A man named David, an Istvan fan, has volunteered to help with the exhibit and asks if I can give him a lift to his apartment so he can pick up his guitar and play a Monty Python song about the meaning of life. When we get there, he shows me his unique artistic passion. He used to live in Japan, and secured a piece of technology that converts handwriting into typeface.
The instrument looks simultaneously futuristic and archaic, but has allowed him to experiment with computer interpretation. The experiment allowed him to be a guest speaker at Arizona State University, an accomplishment David takes great pride in. He has spent countless hours writing various expressions backward in cursive and analyzing the computer's results.
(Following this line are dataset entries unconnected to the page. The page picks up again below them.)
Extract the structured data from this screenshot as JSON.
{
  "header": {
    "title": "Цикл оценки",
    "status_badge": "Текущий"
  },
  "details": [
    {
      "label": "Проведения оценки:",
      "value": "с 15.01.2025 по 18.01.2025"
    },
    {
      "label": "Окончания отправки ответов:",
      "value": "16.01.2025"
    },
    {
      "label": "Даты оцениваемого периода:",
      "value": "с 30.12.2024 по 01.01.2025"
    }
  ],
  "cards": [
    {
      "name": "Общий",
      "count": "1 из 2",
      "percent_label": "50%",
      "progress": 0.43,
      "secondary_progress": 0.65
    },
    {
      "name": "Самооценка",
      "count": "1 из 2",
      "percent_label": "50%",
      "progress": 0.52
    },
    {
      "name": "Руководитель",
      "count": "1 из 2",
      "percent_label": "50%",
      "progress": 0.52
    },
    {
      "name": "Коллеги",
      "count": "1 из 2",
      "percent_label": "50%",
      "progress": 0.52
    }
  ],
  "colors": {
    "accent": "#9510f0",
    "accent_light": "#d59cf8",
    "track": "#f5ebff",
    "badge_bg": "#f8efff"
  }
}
For instance, "Logan" backwards emits the word "regal."
Smart computer.
On the way back, David regales me with stories of Istvan's hardcore methods.
"He got famous for going into art museums and splattering his blood on the walls," David tells me excitedly. "Needless to say, the museums did not appreciate that."
Further research shows that Kantor got famous for throwing his blood around quite frequently. Getting kicked out of art museums seems to be his calling card, a fact he wears with pride and features on the front page of his web site, which shows him being dragged off by multiple guards kicking and screaming and proudly proclaims "Banned from most museums around the world."
When we return, David, stagename "Davisio" begins to play songs as Istvan digs a grave for a body that hopefully doesn't exist. David is interrupted mid-strum by a tall man in a Railway Security uniform.
"This is private property," the guard states matter of factly. "You're going to need to move away from the railroad."
Apparently, Canada also has "The Man," and here he doesn't take a holiday. I brace myself for Istvan, legendary blood-splattering resister to authority, to react with fire and brimstone. Instead, he quietly picks up his keyboard and shovel and feebly moves it away from "The Tree of Life" and next to the "Vomit" fence.I guess even Neoists need to pick their battles wisely.